A democracia musculada


9 thoughts on “A democracia musculada

  1. Diz o antónio costa que foi um despejo pacífico. De facto corre tudo muito melhor quando está a esquerda no poder.

  2. Uma pessoa do gabinete de Helena Roseta diz no facebook o que se escreve em baixo.
    Alguém tem informação sobre isto?
    ***
    As histórias têm todas um princípio, meio e fim. A rua de São Lázaro foi ocupada em solidariedade com a Fontinha. Logo no dia da ocupação, a mesma causou estragos no andar de baixo ocupado legalemente por uma associação que se viu impedida de aí estar ao longo de dias e que nos solicitou uma solução.
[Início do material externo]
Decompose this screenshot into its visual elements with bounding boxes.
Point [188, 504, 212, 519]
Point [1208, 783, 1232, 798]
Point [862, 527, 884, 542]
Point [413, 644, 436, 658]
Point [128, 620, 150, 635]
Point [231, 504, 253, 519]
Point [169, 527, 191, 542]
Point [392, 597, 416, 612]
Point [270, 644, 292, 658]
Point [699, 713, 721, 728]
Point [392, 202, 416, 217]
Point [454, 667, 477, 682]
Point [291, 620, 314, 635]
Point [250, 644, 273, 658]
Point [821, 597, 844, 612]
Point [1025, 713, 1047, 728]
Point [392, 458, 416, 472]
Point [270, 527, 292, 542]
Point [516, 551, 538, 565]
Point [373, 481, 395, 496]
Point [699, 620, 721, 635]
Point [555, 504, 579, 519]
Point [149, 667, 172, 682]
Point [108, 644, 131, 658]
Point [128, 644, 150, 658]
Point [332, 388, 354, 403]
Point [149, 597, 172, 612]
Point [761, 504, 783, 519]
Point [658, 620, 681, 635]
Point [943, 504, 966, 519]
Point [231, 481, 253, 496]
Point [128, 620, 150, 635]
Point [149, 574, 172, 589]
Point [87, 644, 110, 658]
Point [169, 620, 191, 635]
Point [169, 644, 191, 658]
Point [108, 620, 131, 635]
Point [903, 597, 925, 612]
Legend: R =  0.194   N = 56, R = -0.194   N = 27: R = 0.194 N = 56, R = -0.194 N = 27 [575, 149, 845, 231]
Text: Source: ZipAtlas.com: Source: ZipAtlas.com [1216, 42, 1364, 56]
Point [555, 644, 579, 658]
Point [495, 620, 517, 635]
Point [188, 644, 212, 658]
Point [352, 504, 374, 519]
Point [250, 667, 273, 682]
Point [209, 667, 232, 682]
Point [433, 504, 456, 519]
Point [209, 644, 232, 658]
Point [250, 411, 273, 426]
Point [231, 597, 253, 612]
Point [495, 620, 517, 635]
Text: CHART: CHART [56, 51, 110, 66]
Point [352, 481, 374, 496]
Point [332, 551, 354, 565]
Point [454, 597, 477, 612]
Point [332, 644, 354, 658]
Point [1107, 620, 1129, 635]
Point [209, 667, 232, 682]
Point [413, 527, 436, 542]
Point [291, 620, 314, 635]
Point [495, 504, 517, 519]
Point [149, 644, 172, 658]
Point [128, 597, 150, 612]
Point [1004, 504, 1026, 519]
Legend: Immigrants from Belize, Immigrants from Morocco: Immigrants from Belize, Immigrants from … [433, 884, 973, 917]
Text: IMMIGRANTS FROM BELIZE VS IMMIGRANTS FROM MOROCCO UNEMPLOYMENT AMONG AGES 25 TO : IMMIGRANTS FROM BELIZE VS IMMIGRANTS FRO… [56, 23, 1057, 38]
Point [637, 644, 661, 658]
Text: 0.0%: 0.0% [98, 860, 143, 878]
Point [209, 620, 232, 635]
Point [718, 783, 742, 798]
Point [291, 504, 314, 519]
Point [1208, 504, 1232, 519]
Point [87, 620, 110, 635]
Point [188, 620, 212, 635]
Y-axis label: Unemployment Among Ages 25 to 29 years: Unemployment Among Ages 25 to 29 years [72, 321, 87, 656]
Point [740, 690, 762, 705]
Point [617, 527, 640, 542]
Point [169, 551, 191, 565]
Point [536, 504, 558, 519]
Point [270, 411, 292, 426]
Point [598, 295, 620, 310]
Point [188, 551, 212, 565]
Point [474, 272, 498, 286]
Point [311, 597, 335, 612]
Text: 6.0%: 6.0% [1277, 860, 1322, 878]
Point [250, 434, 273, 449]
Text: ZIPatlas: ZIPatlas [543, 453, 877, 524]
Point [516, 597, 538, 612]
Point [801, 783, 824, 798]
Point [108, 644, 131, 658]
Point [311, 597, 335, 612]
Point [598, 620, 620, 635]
Helena Roseta convidou os jovens para uma reunião onde estes pudessem apresentar os seus projectos com a comunidade, e mostrou-se disposta a integrar esse projecto noutro lugar – que não um andar de habitação em mau estado, inventariado para ser intervencionado e posto na lista dos imóveis para alugar a quem precisa de habitação, que é o caso de São Lázaro. Os jovens não quiseram apresentar qualquer projecto, nem mesmo dialogar com Helena Roseta. Dois dias antes do prazo que lhes foi dado para sair de um imóvel onde não há água nem electricidade e onde usaram sempre velas – com risco de incêndio – recorreram a uma providência cautelar. Que foi respondida pela CML, e foram despejados sem incidentes 2 jovens. Duas horas depois o gabinete de Helena Roseta onde ela não se encontrava foi invadido por meia dúzia de jovéns que entraram iludindo o porteiro do edifício, exigiram identificação às pessoas que aí trabalhavam, vasculharam todas as salas, filmando todas as pessoas, remexeram uma carteira procurando identificação, recusaram qualquer dialogo, não permitindo que alguém trabalhasse, declarando estar a ocupar o gabinete, e apenas sairam quando a policia chegou e os acompanhou à rua. Aí, encontraram Helena Roseta a chegar, e foi-lhes dito que seria recebida uma delagação de 3 ou 4 ás 14h00, se quisessem conversar com ela. Ninguém compareceu. Ao fim da tarde os jovens dirigiram-se ao Intendente onde fica o gabinete do presidente. O que aí se terá passado, não sei. Mas sei o que se passou de manhã no gabinete de Helena Roseta, fui eu que os recebi, ofereci-lhes as 3 cadeiras disponíveis e café, se quisessem esperar, enquanto trabalhávamos. E fui eu que chamei a policia depois de invadirem a sala onde trabalho e de me abrirem a carteira. Não houve qualquer gesto menos correcto, ou de recusa em dialogar, da parte das pessoas que ali trabalham. Apenas lhes foi pedido que não filmassem, o que foi ignorado.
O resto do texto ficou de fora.